Over the weekend, more than a hundred students and alumni rallied at Richland High School in support of keeping the school’s Rebels mascot. Video of the rally shows several protesters proudly displaying the Confederate flag.
The rally was sparked after Reverend Kyev Tatum of the Southern Christian Leadership Conference filed complaints with the district and state after over the school’s rebel mascot and Dixie Belles and Johnny Rebs student groups, noting that the school district “is over 50 percent children of color.” The high school’s logo draws clear inspiration from the embattled flag.

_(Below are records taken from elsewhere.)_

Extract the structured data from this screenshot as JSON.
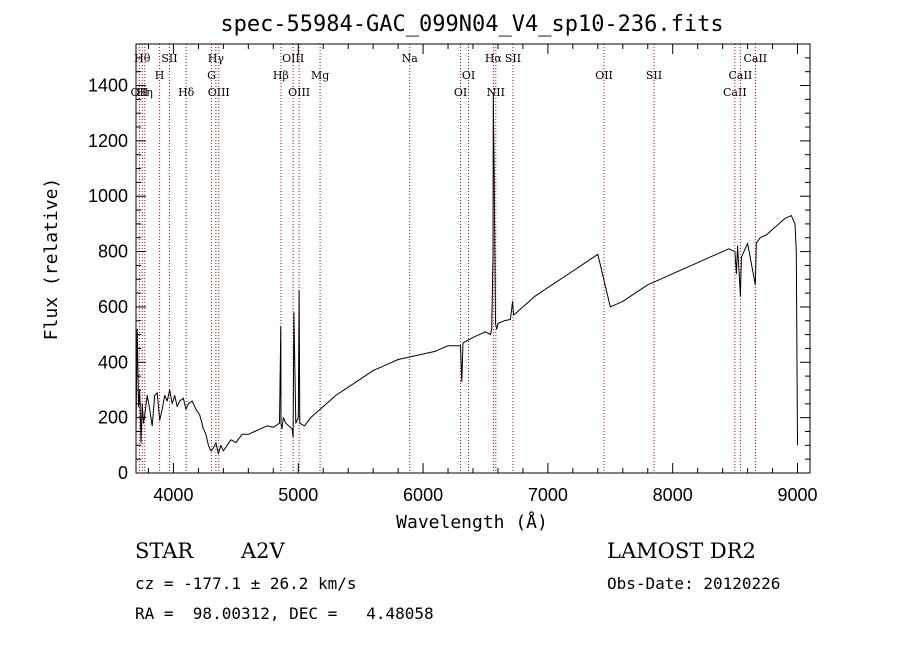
{
  "chart_data": {
    "type": "line",
    "title": "spec-55984-GAC_099N04_V4_sp10-236.fits",
    "xlabel": "Wavelength (Å)",
    "ylabel": "Flux (relative)",
    "xlim": [
      3700,
      9100
    ],
    "ylim": [
      0,
      1550
    ],
    "xticks": [
      4000,
      5000,
      6000,
      7000,
      8000,
      9000
    ],
    "yticks": [
      0,
      200,
      400,
      600,
      800,
      1000,
      1200,
      1400
    ],
    "grid": false,
    "line_color": "#000000",
    "marker_color": "#cc0000",
    "x": [
      3700,
      3710,
      3720,
      3730,
      3740,
      3750,
      3760,
      3770,
      3790,
      3810,
      3830,
      3850,
      3870,
      3890,
      3910,
      3930,
      3950,
      3970,
      3990,
      4010,
      4030,
      4050,
      4080,
      4100,
      4120,
      4150,
      4180,
      4210,
      4240,
      4260,
      4280,
      4300,
      4320,
      4340,
      4360,
      4380,
      4400,
      4430,
      4460,
      4500,
      4550,
      4600,
      4650,
      4700,
      4750,
      4800,
      4850,
      4860,
      4862,
      4870,
      4880,
      4900,
      4950,
      4959,
      4965,
      4980,
      5000,
      5007,
      5012,
      5050,
      5100,
      5200,
      5300,
      5400,
      5500,
      5600,
      5700,
      5800,
      5900,
      6000,
      6100,
      6200,
      6300,
      6310,
      6320,
      6400,
      6500,
      6540,
      6550,
      6560,
      6563,
      6570,
      6580,
      6590,
      6600,
      6650,
      6700,
      6717,
      6725,
      6750,
      6800,
      6900,
      7000,
      7100,
      7200,
      7300,
      7400,
      7500,
      7600,
      7700,
      7800,
      7900,
      8000,
      8100,
      8200,
      8300,
      8400,
      8450,
      8498,
      8510,
      8520,
      8542,
      8550,
      8600,
      8662,
      8670,
      8700,
      8750,
      8800,
      8850,
      8900,
      8950,
      8980,
      8990,
      9000
    ],
    "y": [
      150,
      520,
      240,
      300,
      110,
      250,
      180,
      210,
      280,
      230,
      170,
      280,
      290,
      190,
      230,
      280,
      260,
      300,
      250,
      280,
      240,
      260,
      270,
      230,
      250,
      260,
      230,
      210,
      160,
      140,
      100,
      80,
      90,
      110,
      70,
      100,
      80,
      100,
      120,
      110,
      140,
      140,
      150,
      160,
      170,
      165,
      180,
      530,
      180,
      160,
      200,
      180,
      160,
      130,
      580,
      180,
      200,
      660,
      180,
      170,
      200,
      240,
      280,
      310,
      340,
      370,
      390,
      410,
      420,
      430,
      440,
      460,
      460,
      330,
      470,
      490,
      510,
      500,
      520,
      780,
      1370,
      1080,
      540,
      520,
      540,
      550,
      555,
      620,
      570,
      580,
      600,
      640,
      670,
      700,
      730,
      760,
      790,
      600,
      620,
      650,
      680,
      700,
      720,
      740,
      760,
      780,
      800,
      810,
      800,
      720,
      820,
      640,
      780,
      830,
      680,
      830,
      850,
      860,
      880,
      900,
      920,
      930,
      900,
      800,
      100
    ]
  },
  "line_markers": [
    {
      "wavelength": 3750,
      "label": "Hθ",
      "row": 0
    },
    {
      "wavelength": 3727,
      "label": "OII",
      "row": 2
    },
    {
      "wavelength": 3770,
      "label": "Hη",
      "row": 2
    },
    {
      "wavelength": 3889,
      "label": "H",
      "row": 1
    },
    {
      "wavelength": 3968,
      "label": "SII",
      "row": 0
    },
    {
      "wavelength": 4102,
      "label": "Hδ",
      "row": 2
    },
    {
      "wavelength": 4340,
      "label": "Hγ",
      "row": 0
    },
    {
      "wavelength": 4305,
      "label": "G",
      "row": 1
    },
    {
      "wavelength": 4363,
      "label": "OIII",
      "row": 2
    },
    {
      "wavelength": 4861,
      "label": "Hβ",
      "row": 1
    },
    {
      "wavelength": 4959,
      "label": "OIII",
      "row": 0
    },
    {
      "wavelength": 5007,
      "label": "OIII",
      "row": 2
    },
    {
      "wavelength": 5175,
      "label": "Mg",
      "row": 1
    },
    {
      "wavelength": 5893,
      "label": "Na",
      "row": 0
    },
    {
      "wavelength": 6300,
      "label": "OI",
      "row": 2
    },
    {
      "wavelength": 6364,
      "label": "OI",
      "row": 1
    },
    {
      "wavelength": 6563,
      "label": "Hα",
      "row": 0
    },
    {
      "wavelength": 6583,
      "label": "NII",
      "row": 2
    },
    {
      "wavelength": 6720,
      "label": "SII",
      "row": 0
    },
    {
      "wavelength": 7450,
      "label": "OII",
      "row": 1
    },
    {
      "wavelength": 7850,
      "label": "SII",
      "row": 1
    },
    {
      "wavelength": 8498,
      "label": "CaII",
      "row": 2
    },
    {
      "wavelength": 8542,
      "label": "CaII",
      "row": 1
    },
    {
      "wavelength": 8662,
      "label": "CaII",
      "row": 0
    }
  ],
  "info": {
    "object_class": "STAR",
    "subclass": "A2V",
    "survey": "LAMOST DR2",
    "redshift": "cz = -177.1 ± 26.2 km/s",
    "obs_date": "Obs-Date: 20120226",
    "coords": "RA =  98.00312, DEC =   4.48058"
  }
}
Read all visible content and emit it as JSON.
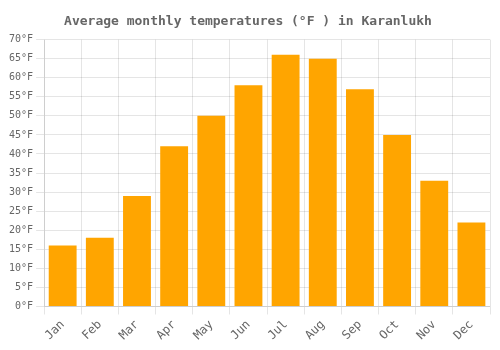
{
  "chart_data": {
    "type": "bar",
    "title": "Average monthly temperatures (°F ) in Karanlukh",
    "categories": [
      "Jan",
      "Feb",
      "Mar",
      "Apr",
      "May",
      "Jun",
      "Jul",
      "Aug",
      "Sep",
      "Oct",
      "Nov",
      "Dec"
    ],
    "values": [
      16,
      18,
      29,
      42,
      50,
      58,
      66,
      65,
      57,
      45,
      33,
      22
    ],
    "color": "#FFA500",
    "ylim": [
      0,
      70
    ],
    "yticks": [
      {
        "value": 0,
        "label": "0°F"
      },
      {
        "value": 5,
        "label": "5°F"
      },
      {
        "value": 10,
        "label": "10°F"
      },
      {
        "value": 15,
        "label": "15°F"
      },
      {
        "value": 20,
        "label": "20°F"
      },
      {
        "value": 25,
        "label": "25°F"
      },
      {
        "value": 30,
        "label": "30°F"
      },
      {
        "value": 35,
        "label": "35°F"
      },
      {
        "value": 40,
        "label": "40°F"
      },
      {
        "value": 45,
        "label": "45°F"
      },
      {
        "value": 50,
        "label": "50°F"
      },
      {
        "value": 55,
        "label": "55°F"
      },
      {
        "value": 60,
        "label": "60°F"
      },
      {
        "value": 65,
        "label": "65°F"
      },
      {
        "value": 70,
        "label": "70°F"
      }
    ],
    "grid": true
  }
}
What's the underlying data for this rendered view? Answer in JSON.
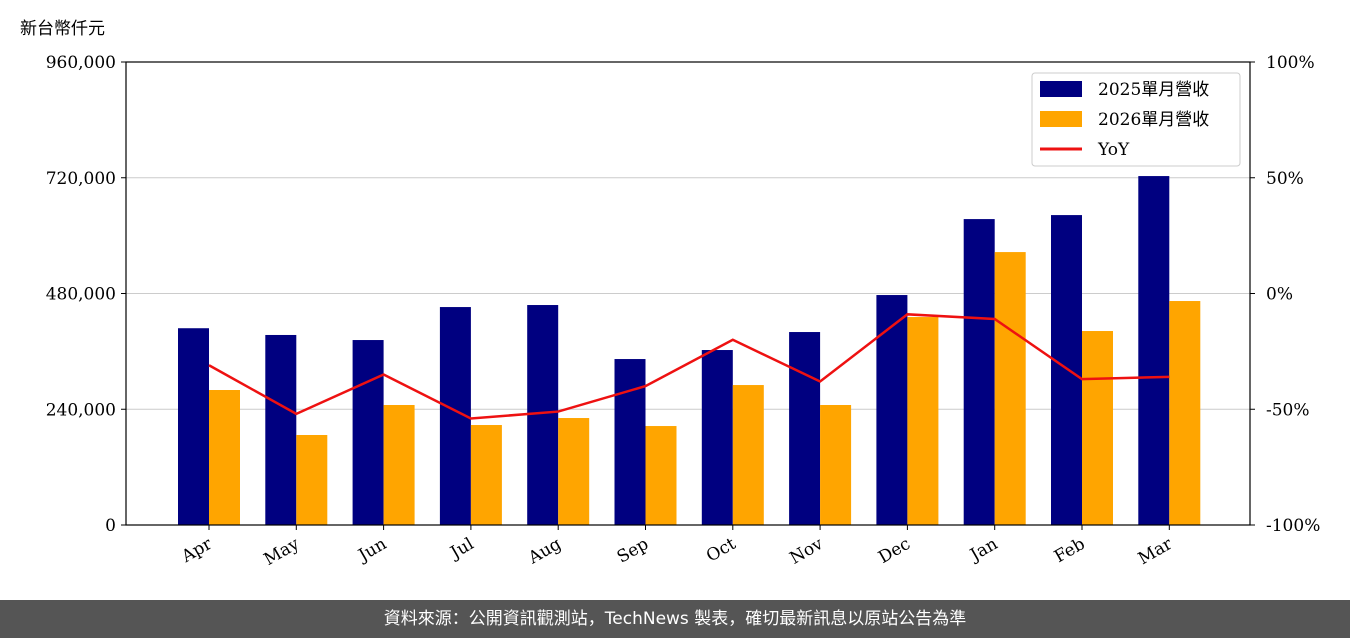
{
  "chart_data": {
    "type": "bar_line",
    "y_label": "新台幣仟元",
    "categories": [
      "Apr",
      "May",
      "Jun",
      "Jul",
      "Aug",
      "Sep",
      "Oct",
      "Nov",
      "Dec",
      "Jan",
      "Feb",
      "Mar"
    ],
    "series": [
      {
        "name": "2025單月營收",
        "color": "#000080",
        "type": "bar",
        "values": [
          408000,
          394000,
          383500,
          451900,
          456100,
          344100,
          362800,
          400100,
          476800,
          634300,
          642600,
          723500
        ]
      },
      {
        "name": "2026單月營收",
        "color": "#ffa500",
        "type": "bar",
        "values": [
          279900,
          186600,
          248800,
          207300,
          221800,
          205200,
          290200,
          248800,
          431200,
          565900,
          402200,
          464400
        ]
      },
      {
        "name": "YoY",
        "color": "#ee1111",
        "type": "line",
        "axis": "y2",
        "values": [
          -31,
          -52,
          -35,
          -54,
          -51,
          -40,
          -20,
          -38,
          -9,
          -11,
          -37,
          -36
        ]
      }
    ],
    "ylim": [
      0,
      960000
    ],
    "yticks": [
      0,
      {
        "value": 240000,
        "label": "240,000"
      },
      {
        "value": 480000,
        "label": "480,000"
      },
      {
        "value": 720000,
        "label": "720,000"
      },
      {
        "value": 960000,
        "label": "960,000"
      }
    ],
    "y2lim": [
      -100,
      100
    ],
    "y2ticks": [
      {
        "value": -100,
        "label": "-100%"
      },
      {
        "value": -50,
        "label": "-50%"
      },
      {
        "value": 0,
        "label": "0%"
      },
      {
        "value": 50,
        "label": "50%"
      },
      {
        "value": 100,
        "label": "100%"
      }
    ],
    "grid": true,
    "legend": "upper right",
    "source": "資料來源：公開資訊觀測站，TechNews 製表，確切最新訊息以原站公告為準"
  }
}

Allan Hearrean, who was at the protest said to CBS-DFW that efforts to change the mascot are a “cultural cleansing of the South. They are removing anything that relates to anything Southern. Sooner or later being a Texan will be racist.” According to The Star-Telegram, the school banned the Confederate flag from school events in 1993.
The school was dealing with an additional charge of racism last week as well. In a letter obtained by the Star-Telegram, Principle Carla Rix reprimanded Brenda Jacobson, the Richland softball coach, after the school concluded she “may have made inappropriate comments to students based on race or skin color.”
Jacobson is accused of making repeated racist remarks including describing a black player’s hair as “nappy and nasty,” as well as saying that a black player wouldn’t do a certain drill “because there is water on the ground and black people don’t like water.”
Jacobson denies the remarks. She was placed on administrative leave for less than one school day. Her punishment did not include a suspension.